Hardin’s biological world-view also extends to the innate desires of women, leading him to build an argument for state sanctioned population control on the basis that “women want more children than the community needs” (1970, p. 427; repeated in 1993, p. 258), and therefore cannot be trusted to make responsible decisions about reproduction. Hardin argued that the state should have the right to intervene, either through incentive or coercion, if it deems a woman to be at risk of having too many children. In each of these examples, Hardin constructs an argument predicated upon a biological view of the human species, with hierarchy intrinsic to it, causing his logical deductions and political musings to exhibit an unmistakable biological elitism.
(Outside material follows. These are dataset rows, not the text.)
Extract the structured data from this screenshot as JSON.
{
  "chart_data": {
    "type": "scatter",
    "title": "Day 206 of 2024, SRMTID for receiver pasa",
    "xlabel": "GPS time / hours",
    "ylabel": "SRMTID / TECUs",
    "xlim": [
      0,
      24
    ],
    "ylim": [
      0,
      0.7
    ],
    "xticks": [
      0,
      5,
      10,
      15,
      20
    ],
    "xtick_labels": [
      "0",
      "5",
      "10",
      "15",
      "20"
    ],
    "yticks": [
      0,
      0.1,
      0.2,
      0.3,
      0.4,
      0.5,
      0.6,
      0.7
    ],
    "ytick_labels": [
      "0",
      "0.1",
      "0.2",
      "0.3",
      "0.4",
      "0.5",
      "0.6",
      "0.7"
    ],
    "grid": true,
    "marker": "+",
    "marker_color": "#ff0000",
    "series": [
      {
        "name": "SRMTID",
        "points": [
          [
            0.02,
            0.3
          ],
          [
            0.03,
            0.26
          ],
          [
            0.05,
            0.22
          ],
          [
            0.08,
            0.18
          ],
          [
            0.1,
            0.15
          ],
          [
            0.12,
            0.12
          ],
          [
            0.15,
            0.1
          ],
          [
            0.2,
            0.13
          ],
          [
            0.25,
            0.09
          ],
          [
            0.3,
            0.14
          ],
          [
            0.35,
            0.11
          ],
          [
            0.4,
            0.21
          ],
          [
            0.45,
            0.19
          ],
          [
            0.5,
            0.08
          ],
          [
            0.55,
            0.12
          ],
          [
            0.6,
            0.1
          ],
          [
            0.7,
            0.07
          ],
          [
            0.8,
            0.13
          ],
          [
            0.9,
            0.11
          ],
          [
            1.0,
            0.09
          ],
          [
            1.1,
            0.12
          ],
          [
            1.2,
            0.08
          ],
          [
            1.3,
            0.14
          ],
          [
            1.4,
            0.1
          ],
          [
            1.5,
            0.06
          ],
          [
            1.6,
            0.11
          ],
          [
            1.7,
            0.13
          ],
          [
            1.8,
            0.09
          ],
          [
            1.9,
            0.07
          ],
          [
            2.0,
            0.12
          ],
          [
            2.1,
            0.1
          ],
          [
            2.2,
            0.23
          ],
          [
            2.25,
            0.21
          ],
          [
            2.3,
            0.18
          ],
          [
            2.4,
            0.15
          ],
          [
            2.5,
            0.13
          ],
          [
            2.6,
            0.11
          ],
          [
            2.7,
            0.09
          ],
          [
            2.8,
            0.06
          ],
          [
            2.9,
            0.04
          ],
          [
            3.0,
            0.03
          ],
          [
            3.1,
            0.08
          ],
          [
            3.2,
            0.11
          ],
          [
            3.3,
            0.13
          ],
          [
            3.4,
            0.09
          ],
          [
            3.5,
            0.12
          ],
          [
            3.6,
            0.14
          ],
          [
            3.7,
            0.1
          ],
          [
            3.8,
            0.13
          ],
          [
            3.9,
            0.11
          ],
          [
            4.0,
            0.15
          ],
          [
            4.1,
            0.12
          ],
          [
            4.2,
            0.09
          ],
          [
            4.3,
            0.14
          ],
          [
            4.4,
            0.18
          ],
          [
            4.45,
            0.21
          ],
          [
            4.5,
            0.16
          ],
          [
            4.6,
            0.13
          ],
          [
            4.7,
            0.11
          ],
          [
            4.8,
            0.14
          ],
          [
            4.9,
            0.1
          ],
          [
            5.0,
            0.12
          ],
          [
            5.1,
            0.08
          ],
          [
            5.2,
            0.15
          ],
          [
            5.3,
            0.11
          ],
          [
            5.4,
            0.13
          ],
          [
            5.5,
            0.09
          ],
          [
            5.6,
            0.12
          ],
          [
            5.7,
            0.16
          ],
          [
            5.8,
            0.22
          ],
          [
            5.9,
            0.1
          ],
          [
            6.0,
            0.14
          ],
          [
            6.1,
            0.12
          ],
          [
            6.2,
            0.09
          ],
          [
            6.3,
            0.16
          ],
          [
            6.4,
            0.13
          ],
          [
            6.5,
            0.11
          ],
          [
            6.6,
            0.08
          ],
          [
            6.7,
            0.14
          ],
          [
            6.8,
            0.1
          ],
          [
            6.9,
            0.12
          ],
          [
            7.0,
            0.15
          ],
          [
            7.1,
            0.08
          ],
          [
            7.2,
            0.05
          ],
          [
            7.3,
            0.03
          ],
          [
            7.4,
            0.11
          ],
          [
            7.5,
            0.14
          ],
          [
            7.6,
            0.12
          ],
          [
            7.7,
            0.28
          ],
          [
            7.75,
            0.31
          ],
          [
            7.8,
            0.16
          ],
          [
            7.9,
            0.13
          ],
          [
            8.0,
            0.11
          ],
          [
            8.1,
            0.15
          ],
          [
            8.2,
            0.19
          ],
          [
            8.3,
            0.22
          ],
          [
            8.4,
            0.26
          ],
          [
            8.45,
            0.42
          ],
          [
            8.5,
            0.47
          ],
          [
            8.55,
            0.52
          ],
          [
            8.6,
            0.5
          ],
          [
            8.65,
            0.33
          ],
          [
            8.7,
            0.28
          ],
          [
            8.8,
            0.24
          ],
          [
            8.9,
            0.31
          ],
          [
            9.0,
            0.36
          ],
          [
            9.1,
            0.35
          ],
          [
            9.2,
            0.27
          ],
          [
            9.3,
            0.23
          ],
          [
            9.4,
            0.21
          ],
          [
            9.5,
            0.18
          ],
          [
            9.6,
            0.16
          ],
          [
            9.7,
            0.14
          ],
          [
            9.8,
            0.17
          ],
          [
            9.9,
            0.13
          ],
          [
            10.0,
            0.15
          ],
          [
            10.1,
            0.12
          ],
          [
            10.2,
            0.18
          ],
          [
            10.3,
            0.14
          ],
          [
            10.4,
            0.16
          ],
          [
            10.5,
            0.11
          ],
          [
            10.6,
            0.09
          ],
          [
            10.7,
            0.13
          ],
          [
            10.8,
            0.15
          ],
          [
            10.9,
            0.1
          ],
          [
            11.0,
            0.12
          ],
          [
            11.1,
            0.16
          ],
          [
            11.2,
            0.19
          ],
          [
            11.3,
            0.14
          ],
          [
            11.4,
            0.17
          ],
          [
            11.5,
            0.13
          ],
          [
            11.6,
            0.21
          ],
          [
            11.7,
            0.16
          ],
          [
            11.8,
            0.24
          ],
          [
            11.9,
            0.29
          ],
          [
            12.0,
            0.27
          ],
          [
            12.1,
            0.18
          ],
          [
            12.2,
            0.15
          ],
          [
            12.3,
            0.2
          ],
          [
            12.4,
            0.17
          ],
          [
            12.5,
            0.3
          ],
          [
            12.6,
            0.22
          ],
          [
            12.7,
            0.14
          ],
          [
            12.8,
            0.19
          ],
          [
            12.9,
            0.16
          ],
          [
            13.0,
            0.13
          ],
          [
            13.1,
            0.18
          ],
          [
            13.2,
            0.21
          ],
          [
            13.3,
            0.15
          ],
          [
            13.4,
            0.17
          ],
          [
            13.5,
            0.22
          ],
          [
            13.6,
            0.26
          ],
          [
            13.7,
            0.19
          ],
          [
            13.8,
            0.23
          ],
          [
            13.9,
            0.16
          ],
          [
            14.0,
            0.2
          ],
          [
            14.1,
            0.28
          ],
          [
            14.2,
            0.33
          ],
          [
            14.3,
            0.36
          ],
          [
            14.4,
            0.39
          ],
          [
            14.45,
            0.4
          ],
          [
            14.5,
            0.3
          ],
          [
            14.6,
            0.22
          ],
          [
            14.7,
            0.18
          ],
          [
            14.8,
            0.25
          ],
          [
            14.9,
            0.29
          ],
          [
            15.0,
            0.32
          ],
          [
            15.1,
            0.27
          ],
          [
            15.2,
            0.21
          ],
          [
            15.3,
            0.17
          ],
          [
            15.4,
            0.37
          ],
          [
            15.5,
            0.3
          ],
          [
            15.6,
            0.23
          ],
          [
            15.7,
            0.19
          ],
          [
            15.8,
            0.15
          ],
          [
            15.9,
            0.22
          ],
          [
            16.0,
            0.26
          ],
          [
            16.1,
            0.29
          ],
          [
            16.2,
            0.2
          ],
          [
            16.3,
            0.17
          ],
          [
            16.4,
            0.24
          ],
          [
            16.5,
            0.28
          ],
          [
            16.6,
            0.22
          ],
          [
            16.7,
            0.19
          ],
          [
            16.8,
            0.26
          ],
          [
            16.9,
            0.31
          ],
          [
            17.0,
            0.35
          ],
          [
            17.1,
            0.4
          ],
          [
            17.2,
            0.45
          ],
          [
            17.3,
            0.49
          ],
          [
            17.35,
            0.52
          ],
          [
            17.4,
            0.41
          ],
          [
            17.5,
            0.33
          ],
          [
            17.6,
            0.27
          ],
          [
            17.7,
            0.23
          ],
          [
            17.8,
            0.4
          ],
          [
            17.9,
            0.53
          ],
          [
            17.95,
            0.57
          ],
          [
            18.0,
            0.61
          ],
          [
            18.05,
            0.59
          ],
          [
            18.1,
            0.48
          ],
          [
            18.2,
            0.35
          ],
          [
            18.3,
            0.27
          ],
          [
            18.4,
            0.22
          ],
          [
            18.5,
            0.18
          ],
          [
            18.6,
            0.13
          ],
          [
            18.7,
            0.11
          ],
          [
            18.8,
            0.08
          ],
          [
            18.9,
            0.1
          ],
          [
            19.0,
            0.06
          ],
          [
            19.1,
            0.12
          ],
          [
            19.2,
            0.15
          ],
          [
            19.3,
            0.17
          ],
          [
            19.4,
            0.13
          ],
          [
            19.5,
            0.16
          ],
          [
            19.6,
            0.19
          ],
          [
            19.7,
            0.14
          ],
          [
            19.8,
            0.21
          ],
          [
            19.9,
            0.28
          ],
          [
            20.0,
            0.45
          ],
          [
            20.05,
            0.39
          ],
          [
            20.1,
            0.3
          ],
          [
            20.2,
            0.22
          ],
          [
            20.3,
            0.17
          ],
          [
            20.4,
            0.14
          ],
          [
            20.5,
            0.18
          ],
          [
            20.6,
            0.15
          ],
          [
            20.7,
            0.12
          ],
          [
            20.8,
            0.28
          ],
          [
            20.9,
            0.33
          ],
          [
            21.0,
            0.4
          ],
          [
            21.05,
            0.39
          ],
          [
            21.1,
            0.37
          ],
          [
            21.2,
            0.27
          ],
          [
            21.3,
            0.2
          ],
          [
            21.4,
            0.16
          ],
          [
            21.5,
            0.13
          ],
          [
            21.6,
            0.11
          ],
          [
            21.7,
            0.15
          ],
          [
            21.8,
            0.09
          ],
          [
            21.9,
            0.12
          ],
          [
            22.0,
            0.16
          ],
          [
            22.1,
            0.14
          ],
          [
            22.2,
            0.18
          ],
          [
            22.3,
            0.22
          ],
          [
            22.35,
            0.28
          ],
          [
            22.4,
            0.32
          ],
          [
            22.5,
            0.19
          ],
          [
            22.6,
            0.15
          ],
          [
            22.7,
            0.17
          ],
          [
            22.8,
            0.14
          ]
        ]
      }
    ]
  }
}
I raise these points only to show the effects that a biologically elitist world-view has on the problematisation of population through the lens of environmentalism. As we shall see in the example of Paul and Anne Ehrlich, these conclusions are not inevitable, and a radically different outcome can derive from a biologically universalist starting point. Hardin is only one example of many, and I focus on his work merely as being representative of how the discourse functions (see Greene, 1999; Robertson, 2012 for a long list of others, as well as Chase, 1975 for a polemical treatment). To avoid any inference of an ad hominem sleight against Hardin, it is worth pointing out that, in the last edition of his biology textbook (Hardin and Bajema, 1978), he removed most traces of eugenic politics, focussing instead on the biology of heredity in all species, and changed the subtitle from ‘human implications’ to ’principles and implications’—shedding its manifestly political connotations. Furthermore, in one of his last books, Living within limits (1993), Hardin also expunged most elements of biological elitism, while still presenting a forceful argument for population control. Whether these examples represent a change of belief on Hardin’s part, or just the commercial imperatives of publishing in a new context, we cannot tell from the text alone. Either way, Hardin’s discursive practice tracks the fall of eugenic politics and the subjugation of biological elitism into the 1970s, and marks the rise of the second-generation of environmental Malthusianism. It is the journey of the discourse—not Hardin himself—that is of note to this analysis.